A VHF/UHF broadband RF amplifier is often selected when a project needs 30-512 MHz coverage without switching between many narrowband stages. That can be useful for communication system testing, RF laboratory evaluation, OEM transmit chains, antenna evaluation, and industrial or vehicle-side RF subsystems. But the buying decision should not stop at frequency range and output power.
CorelixRF’s 30-512 MHz RF power amplifier platform includes standard 30 W, 50 W, 100 W, 150 W, and 200 W CW models. The page lists 28 VDC architecture, air cooling, SMA-F/N-F connector references, typical gain values from about 45 dB to 53 dB across the standard power classes, and model-level current requirements. Those details are useful because lower-band RF systems often fail at the integration stage, not during the first quotation.

Define CW Operation and Duty Conditions
The first selection issue is operating mode. A CW-rated VHF/UHF amplifier is reviewed differently from a pulsed amplifier. The same wattage can mean very different thermal and electrical stress depending on duty cycle. If a buyer asks only for “100 W,” the supplier may not know whether the requirement is continuous, intermittent, sweep-based, or part of a waveform test.
For CorelixRF’s 30-512 MHz standard series, the model table identifies output classes as CW. Engineers should still submit the real duty condition, expected operating time, ambient temperature, and cooling environment. This makes the review more useful and reduces the risk of selecting a model that works on paper but not inside the final enclosure.
Match Power Class to Current Budget
The 30-512 MHz page provides different current values by output class: for example, lower current for 30 W and higher current for 200 W. This is critical for 28 VDC system planning. The amplifier is only one part of the power architecture. Cable gauge, PSU headroom, connectors, inrush behavior, and thermal margin should be planned before the mechanical design is frozen.
If a platform already uses a 28 VDC rail, the native architecture can simplify integration. If it does not, the system may need a DC conversion stage, and that stage must be sized for real current demand. Procurement teams should request maximum current information by model rather than relying on a generic power estimate.
Review Gain and Input Drive
The CorelixRF page lists typical gain ranges such as 45 dB to 53 dB depending on power class. Gain affects how much source drive is required. A signal generator, SDR source, exciter, or upstream RF module must provide a suitable input level without overdriving the amplifier.
For SDR-driven lower-band work, the SDR + amplifier integration path can be useful because it reviews source output, amplifier input, frequency overlap, connector path, and output-side condition together. This is especially important when the SDR source does not cover the full 30 MHz lower edge, and the effective matched range begins at the overlap between the SDR and amplifier.
Air Cooling and Mechanical Fit
CorelixRF describes the 30-512 MHz standard series as air cooled. Air cooling is practical, but it requires sufficient airflow over the module housing and a mechanical layout that does not block the heat path. Continuous-duty or high-power use should include enclosure airflow, mounting orientation, nearby heat sources, and service access in the review.

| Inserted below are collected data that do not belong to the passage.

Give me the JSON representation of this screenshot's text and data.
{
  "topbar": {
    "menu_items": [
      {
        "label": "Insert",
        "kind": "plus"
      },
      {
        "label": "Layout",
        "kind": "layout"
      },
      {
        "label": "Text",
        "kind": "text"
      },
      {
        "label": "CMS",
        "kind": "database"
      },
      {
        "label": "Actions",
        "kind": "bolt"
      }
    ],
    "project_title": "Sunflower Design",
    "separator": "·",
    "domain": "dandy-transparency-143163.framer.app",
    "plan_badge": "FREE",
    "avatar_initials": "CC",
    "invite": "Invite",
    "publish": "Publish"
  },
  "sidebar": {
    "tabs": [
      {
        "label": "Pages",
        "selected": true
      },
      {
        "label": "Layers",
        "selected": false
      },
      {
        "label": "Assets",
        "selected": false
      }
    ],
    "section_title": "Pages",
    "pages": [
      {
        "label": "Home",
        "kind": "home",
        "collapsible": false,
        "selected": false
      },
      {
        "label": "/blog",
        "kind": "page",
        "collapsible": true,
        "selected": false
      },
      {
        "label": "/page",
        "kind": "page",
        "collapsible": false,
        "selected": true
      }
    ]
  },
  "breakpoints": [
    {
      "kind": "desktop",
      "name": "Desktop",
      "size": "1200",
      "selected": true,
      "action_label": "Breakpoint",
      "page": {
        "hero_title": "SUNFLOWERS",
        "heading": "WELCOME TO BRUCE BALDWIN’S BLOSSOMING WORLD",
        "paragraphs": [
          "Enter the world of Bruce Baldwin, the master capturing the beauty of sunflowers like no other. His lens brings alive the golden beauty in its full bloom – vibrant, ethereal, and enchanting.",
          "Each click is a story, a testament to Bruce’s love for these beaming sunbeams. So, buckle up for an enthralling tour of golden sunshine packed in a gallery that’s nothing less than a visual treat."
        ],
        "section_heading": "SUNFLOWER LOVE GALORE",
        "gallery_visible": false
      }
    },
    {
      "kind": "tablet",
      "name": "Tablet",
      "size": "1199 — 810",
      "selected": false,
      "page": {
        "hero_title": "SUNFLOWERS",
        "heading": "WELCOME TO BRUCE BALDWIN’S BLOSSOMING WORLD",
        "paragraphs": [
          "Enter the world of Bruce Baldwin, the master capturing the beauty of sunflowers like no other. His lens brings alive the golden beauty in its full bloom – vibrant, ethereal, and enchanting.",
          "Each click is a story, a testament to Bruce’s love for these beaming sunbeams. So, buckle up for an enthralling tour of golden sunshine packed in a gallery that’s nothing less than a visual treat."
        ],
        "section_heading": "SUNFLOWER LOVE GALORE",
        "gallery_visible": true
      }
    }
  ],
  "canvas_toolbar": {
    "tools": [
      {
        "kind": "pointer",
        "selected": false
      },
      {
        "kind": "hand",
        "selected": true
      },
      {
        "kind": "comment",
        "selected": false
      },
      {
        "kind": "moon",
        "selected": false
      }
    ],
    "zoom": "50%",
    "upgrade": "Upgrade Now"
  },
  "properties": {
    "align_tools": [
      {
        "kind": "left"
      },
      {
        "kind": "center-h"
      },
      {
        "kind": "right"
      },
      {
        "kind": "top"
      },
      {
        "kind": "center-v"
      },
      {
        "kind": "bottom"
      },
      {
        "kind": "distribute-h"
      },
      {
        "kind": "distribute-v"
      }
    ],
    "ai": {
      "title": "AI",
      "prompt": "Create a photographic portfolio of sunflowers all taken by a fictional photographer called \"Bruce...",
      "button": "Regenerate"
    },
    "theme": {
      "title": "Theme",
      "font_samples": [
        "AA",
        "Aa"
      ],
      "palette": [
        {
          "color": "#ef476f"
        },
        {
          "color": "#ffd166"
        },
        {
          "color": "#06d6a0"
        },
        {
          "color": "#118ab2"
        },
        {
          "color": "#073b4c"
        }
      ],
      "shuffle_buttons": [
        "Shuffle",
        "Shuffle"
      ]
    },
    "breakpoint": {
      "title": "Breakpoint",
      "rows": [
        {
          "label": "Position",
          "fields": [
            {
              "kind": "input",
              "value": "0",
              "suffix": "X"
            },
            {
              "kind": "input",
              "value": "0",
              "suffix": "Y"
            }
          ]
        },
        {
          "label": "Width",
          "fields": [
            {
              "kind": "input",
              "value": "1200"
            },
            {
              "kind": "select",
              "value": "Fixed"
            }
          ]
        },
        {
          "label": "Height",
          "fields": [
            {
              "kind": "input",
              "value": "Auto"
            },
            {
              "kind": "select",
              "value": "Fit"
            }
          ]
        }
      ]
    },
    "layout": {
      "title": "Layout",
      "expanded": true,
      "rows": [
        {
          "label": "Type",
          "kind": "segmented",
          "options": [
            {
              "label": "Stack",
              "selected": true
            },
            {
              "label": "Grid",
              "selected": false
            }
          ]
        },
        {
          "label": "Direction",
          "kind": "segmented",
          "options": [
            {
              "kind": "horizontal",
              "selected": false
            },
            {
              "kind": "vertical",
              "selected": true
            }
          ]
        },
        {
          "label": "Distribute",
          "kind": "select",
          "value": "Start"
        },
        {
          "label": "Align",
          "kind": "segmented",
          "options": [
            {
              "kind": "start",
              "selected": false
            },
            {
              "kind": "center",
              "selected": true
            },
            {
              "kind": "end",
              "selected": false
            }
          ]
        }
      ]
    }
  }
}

Mechanical drawings should be requested early for OEM integration. The 30 W and 50 W classes can use a compact footprint, while higher power models may use larger dimensions. Cable routing and connector clearance can become difficult if the amplifier is selected after the enclosure is already designed.
When to Consider a Custom Sub-Band
Full 30-512 MHz coverage is valuable when the application needs wide VHF/UHF agility. But many projects operate in a narrower portion of the band. CorelixRF notes that sub-band optimization can be reviewed where full wideband coverage is not the best fit. A custom sub-band may help with gain flatness, efficiency, thermal behavior, or mechanical requirements.

If the project moves above 300 MHz and into L-band, the 300-1700 MHz RF amplifier platform may be a better fit. If the project requires 30 MHz lower-band coverage, the 30-512 MHz platform is the relevant starting point.
Documentation and Validation
Technical buyers often need more than a datasheet. They may need test records, output power behavior, gain response, VSWR information, mechanical drawings, and shipment documentation. CorelixRF describes unit-level RF validation and documentation packages as available based on model scope and project stage. The RFQ should state which documents are required for internal review.
FAQ
What is a VHF/UHF broadband RF amplifier used for?
It is used for RF testing, communication validation, antenna evaluation, OEM subsystem integration, and broadband transmit-chain development across lower RF bands.
Why is current budget important for a 28 VDC amplifier?
Higher power classes can require much more current. The power supply, cabling, connectors, and thermal path must be sized for the selected model.
Should I choose full 30-512 MHz coverage or a custom band?
Choose full coverage for frequency-agile systems. Ask for custom sub-band review when the real operating range is narrower and performance or integration tradeoffs matter.
What should be confirmed before quotation?
Confirm CW or pulse operation, frequency range, output power, gain, input drive, cooling, supply voltage, current, connector type, dimensions, and documentation needs.